13 Temmuz 2020’de YÖK ilk defa olarak ülkemizdeki üniversiteleri 5 ana başlık ve 45 alt başlk altında değerlendiren bir rapor yayınladı. Bu tür karşılaştırmalı raporların, güçlü ve zayıf yönlere işaret ederek hem ülkede yükseköğretimin seviyesini yükseltmede hem de adayların, öğretim üyelerinin, potansiyel bağışçıların tercihlerini yönlendirmede çok önemli olduğunu düşünüyorum. Bir kamu kuruluşu olan YÖK’ün, regüle ettiği kamu kuruluşları hakkında topladığı gizli olmayan bilgileri kamu ile paylaşmasını hesap verebilirlik ve şeffaflık ilkeleri doğrultusunda gerekli görüyorum.
Eksikler
• Temmuz 2020’de yayınlanan bir raporda 2018-19 verilerini görmeyi beklerdik, ama rapor 2017-18 verileri ile oluşturulmuş.
• Çalışmanın küçük bir kısmı kamuoyu ile paylaşılmış: 172 üniversite üzerinden bir çalışma yapılmış ama her kriter için sadece ortalamalar ile sıralamanın en üstündeki 5 üniversiteye yer verilmiş.

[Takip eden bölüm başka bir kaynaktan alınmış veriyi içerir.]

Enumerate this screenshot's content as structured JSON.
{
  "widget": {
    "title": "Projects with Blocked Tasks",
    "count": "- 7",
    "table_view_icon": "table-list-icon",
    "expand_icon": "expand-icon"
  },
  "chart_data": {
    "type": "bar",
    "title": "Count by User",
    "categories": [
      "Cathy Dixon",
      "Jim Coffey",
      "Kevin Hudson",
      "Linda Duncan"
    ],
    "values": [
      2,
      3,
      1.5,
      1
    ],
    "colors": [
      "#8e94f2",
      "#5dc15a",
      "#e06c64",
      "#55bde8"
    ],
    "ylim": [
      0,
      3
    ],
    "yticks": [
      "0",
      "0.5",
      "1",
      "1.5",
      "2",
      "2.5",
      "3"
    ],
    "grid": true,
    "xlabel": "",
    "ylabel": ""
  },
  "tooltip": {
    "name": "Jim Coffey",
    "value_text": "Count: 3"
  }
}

• Etkinlikler ve proje sayıları gibi bazı kriterler okulun büyüklüğü gözardı edilerek değerlendirilmiş; bunların öğretim üyesi veya öğrenci sayısına bölünerek değerlendirilmesi gerekirdi.
• Rapor mezunların istihdamı konusuna hiç değinmemiş. SGK ile yapılacak bir veri paylaşımı işbirliği ile her sene mezunların yüzde kaçının SGK sistemine girdiği hesaplanabilir.
• Eğitim bursları hesaplarına vakıf üniversitelerinin verdiği ÖSYM bursları dahil edilmemiş.
• Üniversitelerin mensup ve mezunları tarafından kurulan şirketlerin yarattığı istihdam ve ekonomik değer bilgileri de raporda yok.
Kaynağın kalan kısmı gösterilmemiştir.